After yesterday's announcement that Dawna Friesen will anchor Global News, it will be even less difficult to distinguish CBC's The National from both its network rivals. And I'm not just referring to hair. Or to the fact that Peter Mansbridge does it standing up. Nor, at a moment like this, will I go into great detail on the sensitive issue of ratings - where CBC is getting clobbered.
How embarrassing it must be for the Corporation - centre of all that is "progressive" and a paragon of diversity - that both Ms. Friesen and CTV's Lisa LaFlamme have broken through the glass ceiling, while it's still stuck in a single-X-chromosome world in the anchor chair, er, floor. Not to speak of the morally inferior Americans, who've done likewise with Katie Couric and Diane Sawyer.
It must be especially galling to CBC employees: with its stable of outstanding women, the public broadcaster has long had the option of closing the gender gap.
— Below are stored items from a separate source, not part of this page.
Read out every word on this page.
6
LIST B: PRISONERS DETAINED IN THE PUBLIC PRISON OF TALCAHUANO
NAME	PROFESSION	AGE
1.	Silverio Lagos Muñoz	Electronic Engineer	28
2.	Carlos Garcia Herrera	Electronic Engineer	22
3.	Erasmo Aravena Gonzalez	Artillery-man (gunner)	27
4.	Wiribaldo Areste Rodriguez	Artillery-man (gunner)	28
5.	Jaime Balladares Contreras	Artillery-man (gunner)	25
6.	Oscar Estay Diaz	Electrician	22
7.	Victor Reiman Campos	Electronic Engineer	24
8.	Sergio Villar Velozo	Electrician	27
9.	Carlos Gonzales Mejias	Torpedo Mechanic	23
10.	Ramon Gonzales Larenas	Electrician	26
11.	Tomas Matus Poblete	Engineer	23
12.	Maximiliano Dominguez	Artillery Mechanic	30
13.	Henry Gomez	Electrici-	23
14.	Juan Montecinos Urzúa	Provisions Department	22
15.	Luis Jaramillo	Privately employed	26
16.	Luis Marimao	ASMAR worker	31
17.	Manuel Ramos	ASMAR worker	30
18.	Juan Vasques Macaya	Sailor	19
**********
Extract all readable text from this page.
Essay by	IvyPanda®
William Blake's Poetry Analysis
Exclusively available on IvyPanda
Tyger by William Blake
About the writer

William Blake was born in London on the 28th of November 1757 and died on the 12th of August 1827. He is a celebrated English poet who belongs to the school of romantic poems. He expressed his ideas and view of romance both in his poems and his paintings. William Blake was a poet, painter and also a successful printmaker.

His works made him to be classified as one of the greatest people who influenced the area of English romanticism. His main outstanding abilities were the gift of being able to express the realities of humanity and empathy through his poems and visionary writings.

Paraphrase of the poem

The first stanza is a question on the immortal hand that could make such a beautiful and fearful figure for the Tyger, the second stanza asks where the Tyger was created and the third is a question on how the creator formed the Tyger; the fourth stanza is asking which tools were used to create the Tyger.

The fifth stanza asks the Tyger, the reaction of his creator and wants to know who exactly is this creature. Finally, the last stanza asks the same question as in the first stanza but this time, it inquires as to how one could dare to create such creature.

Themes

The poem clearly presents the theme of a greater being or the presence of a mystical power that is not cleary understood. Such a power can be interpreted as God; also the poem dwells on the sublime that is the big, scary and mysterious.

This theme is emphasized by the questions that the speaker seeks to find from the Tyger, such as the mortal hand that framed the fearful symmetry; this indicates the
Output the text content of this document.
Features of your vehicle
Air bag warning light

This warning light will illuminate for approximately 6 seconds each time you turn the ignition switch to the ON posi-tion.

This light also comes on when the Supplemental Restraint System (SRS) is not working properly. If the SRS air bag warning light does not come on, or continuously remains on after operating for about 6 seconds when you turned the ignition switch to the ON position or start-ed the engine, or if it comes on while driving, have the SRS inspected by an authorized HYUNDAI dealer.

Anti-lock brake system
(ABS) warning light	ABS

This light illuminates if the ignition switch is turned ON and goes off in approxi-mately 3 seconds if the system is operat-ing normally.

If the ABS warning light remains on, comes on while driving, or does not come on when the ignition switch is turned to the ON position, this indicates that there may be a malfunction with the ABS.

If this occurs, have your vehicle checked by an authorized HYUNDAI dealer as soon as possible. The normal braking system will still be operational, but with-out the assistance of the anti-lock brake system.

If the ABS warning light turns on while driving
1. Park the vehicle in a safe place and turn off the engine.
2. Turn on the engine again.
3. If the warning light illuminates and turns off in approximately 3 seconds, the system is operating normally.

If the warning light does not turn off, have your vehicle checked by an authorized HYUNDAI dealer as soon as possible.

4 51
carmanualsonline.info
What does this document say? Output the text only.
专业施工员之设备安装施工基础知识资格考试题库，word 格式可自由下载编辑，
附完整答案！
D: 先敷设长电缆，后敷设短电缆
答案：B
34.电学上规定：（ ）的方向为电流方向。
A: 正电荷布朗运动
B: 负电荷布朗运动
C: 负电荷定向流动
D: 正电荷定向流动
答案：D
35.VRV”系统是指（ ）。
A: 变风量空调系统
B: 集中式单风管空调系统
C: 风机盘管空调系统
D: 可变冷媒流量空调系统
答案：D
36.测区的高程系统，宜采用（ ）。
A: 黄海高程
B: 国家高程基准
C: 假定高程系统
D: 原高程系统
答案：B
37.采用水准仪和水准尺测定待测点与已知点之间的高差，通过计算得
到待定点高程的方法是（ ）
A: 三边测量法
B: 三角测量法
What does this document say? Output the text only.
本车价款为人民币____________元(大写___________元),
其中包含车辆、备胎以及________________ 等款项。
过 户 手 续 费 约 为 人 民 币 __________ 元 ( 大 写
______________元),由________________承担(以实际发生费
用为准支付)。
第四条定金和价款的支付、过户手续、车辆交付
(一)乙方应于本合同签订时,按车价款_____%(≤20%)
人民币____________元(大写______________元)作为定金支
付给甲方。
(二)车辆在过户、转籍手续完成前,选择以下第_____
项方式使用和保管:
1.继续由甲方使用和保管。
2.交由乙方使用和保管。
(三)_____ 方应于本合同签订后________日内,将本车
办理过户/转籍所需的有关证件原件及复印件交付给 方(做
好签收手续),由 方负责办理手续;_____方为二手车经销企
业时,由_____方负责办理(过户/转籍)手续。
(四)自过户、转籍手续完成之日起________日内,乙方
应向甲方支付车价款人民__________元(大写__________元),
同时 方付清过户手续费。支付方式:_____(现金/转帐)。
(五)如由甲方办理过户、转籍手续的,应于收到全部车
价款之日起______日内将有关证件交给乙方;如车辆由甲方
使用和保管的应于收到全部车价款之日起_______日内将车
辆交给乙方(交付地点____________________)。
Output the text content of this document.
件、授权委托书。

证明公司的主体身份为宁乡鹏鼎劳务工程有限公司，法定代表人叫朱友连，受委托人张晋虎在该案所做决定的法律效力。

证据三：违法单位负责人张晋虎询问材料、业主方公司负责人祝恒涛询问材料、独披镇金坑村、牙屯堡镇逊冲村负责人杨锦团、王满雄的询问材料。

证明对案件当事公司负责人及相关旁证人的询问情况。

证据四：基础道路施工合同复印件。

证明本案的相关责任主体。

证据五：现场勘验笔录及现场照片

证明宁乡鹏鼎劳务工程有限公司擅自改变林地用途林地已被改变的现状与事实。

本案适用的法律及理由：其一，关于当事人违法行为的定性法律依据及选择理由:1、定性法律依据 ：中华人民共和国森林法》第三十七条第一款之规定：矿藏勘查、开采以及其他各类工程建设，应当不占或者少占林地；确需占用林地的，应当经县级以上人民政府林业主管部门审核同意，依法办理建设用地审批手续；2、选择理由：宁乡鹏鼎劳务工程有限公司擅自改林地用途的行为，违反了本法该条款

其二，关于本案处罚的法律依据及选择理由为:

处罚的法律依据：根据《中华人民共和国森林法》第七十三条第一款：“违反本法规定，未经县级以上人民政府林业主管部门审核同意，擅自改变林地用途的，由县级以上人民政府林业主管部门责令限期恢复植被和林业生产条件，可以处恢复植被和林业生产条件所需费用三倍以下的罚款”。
This is not to say that the CBC is not capable of great things - or at least of programming that the private sector cannot or will not provide. Thanks to its bureaucratic structure and cloistered management, however, it opted last October for a gimmick - a gimmick that has been widely ridiculed, has fallen flat and, for those still into comparative shopping, will look about as appealing as Kraft cheese on white sliced bread.